Apple and Samsung are involved in advanced discussions with the rest of the telecommunications industry to launch electronic SIM cards, a move that would significantly change how customers subscribe with carriers.
According to a report by The Financial Times, the GSMA, which is an association that represents carriers all over the world, will soon announce the agreement to create a standardized eSIM for devices, which would include the smartphones of Apple and Samsung.
The SIM cards being used today locks users into a single network. An embedded SIM, on the other hand, would allow users to switch between operators instantly, and will spell the end for devices locked to a single carrier.
Among the carriers that are expected to show support for the eSIM include Deutsche Telekom, Hutchison Whampoa, Telefonica, Vodafone, Orange, Etisalat and AT&T.
However, with the arrangement depending on the finalization of the technical details of the eSIM, it will take a year at the very least before devices that support the new technology will be released into the consumer market.
Apple released its own SIM card for the company's latest iPads. However, the SIM cards were supported only by a few carriers, such as AT&T and T-Mobile in the United States and only EE in the United Kingdom.
The eSIM will not be replacing the Apple SIM, and GSMA said that it is continuing discussions with Apple to gain the company's support for the development of the initiative.
As of now, the GSMA has determined a standard for the eSIM to be used in connection management in the machine-to-machine market.
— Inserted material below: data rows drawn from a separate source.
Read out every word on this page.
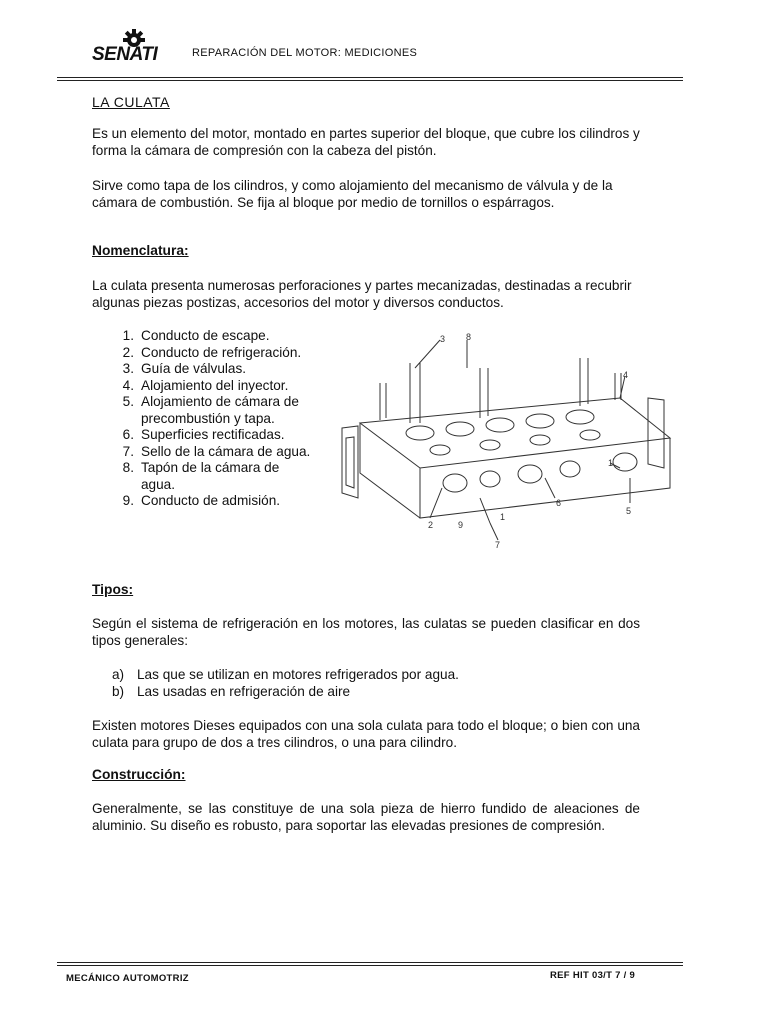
SENATI	REPARACIÓN DEL MOTOR: MEDICIONES
LA CULATA
Es un elemento del motor, montado en partes superior del bloque, que cubre los cilindros y forma la cámara de compresión con la cabeza del pistón.
Sirve como tapa de los cilindros, y como alojamiento del mecanismo de válvula y de la cámara de combustión. Se fija al bloque por medio de tornillos o espárragos.
Nomenclatura:
La culata presenta numerosas perforaciones y partes mecanizadas, destinadas a recubrir algunas piezas postizas, accesorios del motor y diversos conductos.
1. Conducto de escape.
2. Conducto de refrigeración.
3. Guía de válvulas.
4. Alojamiento del inyector.
5. Alojamiento de cámara de precombustión y tapa.
6. Superficies rectificadas.
7. Sello de la cámara de agua.
8. Tapón de la cámara de agua.
9. Conducto de admisión.
3 8
4
6
1
5
2	9
1
7
Tipos:
Según el sistema de refrigeración en los motores, las culatas se pueden clasificar en dos tipos generales:
a) Las que se utilizan en motores refrigerados por agua.
b) Las usadas en refrigeración de aire
Existen motores Dieses equipados con una sola culata para todo el bloque; o bien con una culata para grupo de dos a tres cilindros, o una para cilindro.
Construcción:
Generalmente, se las constituye de una sola pieza de hierro fundido de aleaciones de aluminio. Su diseño es robusto, para soportar las elevadas presiones de compresión.
MECÁNICO AUTOMOTRIZ	REF HIT 03/T 7 / 9
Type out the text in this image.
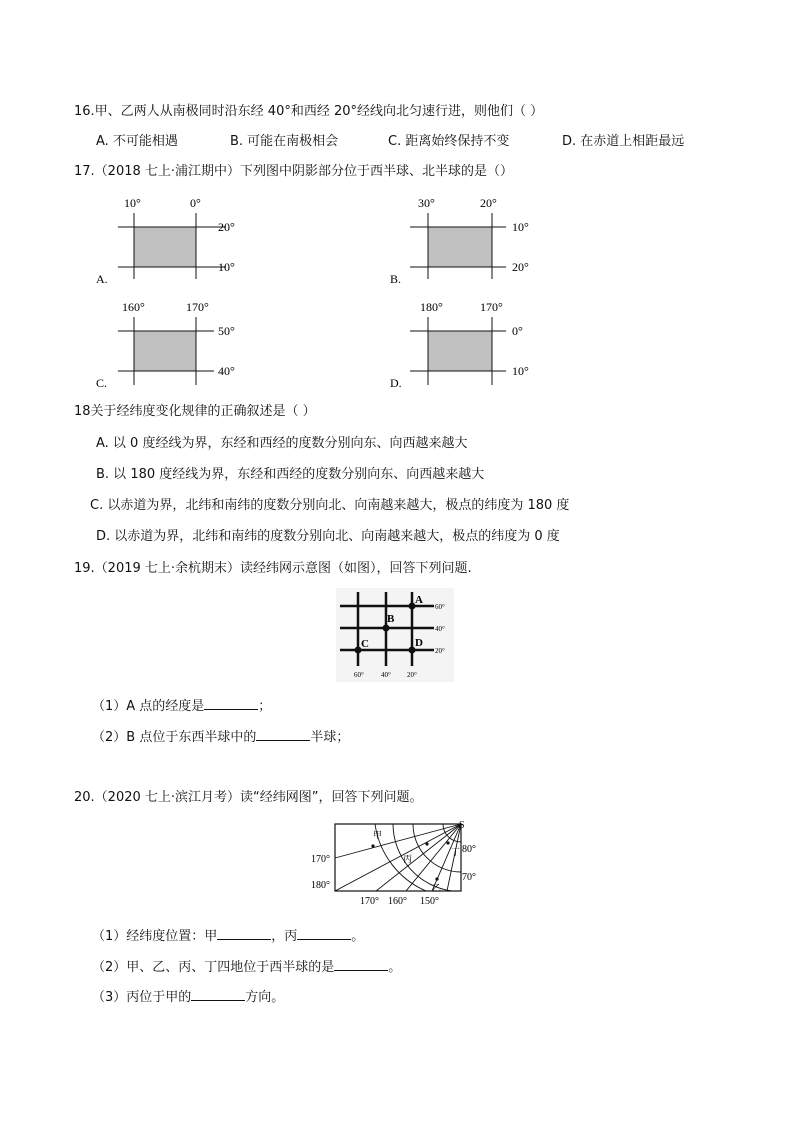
16.甲、乙两人从南极同时沿东经 40°和西经 20°经线向北匀速行进，则他们（ ）
A. 不可能相遇	B. 可能在南极相会	C. 距离始终保持不变	D. 在赤道上相距最远
17.（2018 七上·浦江期中）下列图中阴影部分位于西半球、北半球的是（）
10°	0°
20°
10°
A.
30°	20°
10°
20°
B.
160°	170°
50°
40°
C.
180°	170°
0°
10°
D.
18关于经纬度变化规律的正确叙述是（ ）
A. 以 0 度经线为界，东经和西经的度数分别向东、向西越来越大
B. 以 180 度经线为界，东经和西经的度数分别向东、向西越来越大
C. 以赤道为界，北纬和南纬的度数分别向北、向南越来越大，极点的纬度为 180 度
D. 以赤道为界，北纬和南纬的度数分别向北、向南越来越大，极点的纬度为 0 度
19.（2019 七上·余杭期末）读经纬网示意图（如图），回答下列问题.
A
B
C	D
60°
40°
20°
60° 40° 20°
（1）A 点的经度是	；
（2）B 点位于东西半球中的	半球；
20.（2020 七上·滨江月考）读“经纬网图”，回答下列问题。
甲
乙
丙
丁
S
170°
180°
80°
70°
170° 160° 150°
（1）经纬度位置：甲	，丙	。
（2）甲、乙、丙、丁四地位于西半球的是	。
（3）丙位于甲的	方向。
In this market, which includes traffic lights, utility meters and assisted living systems, the physical SIM cards are difficult to replace.
With the standard for an eSIM solution for the machine industry in place, an eSIM solution for consumer devices is next.
According to GSMA chief executive Anne Bouverot, who will be stepping down from the position this year, an industry-wide eSIM was one of the objectives that was established by the association over her tenure.
Bouverot added that around 3.7 billion people owned a mobile phone, which is already about half of the global population. Connecting the other half of the world, however, remains a huge challenge.
Bouverot thinks that there is much work to be done, however, in the development of the next-generation 5G networks.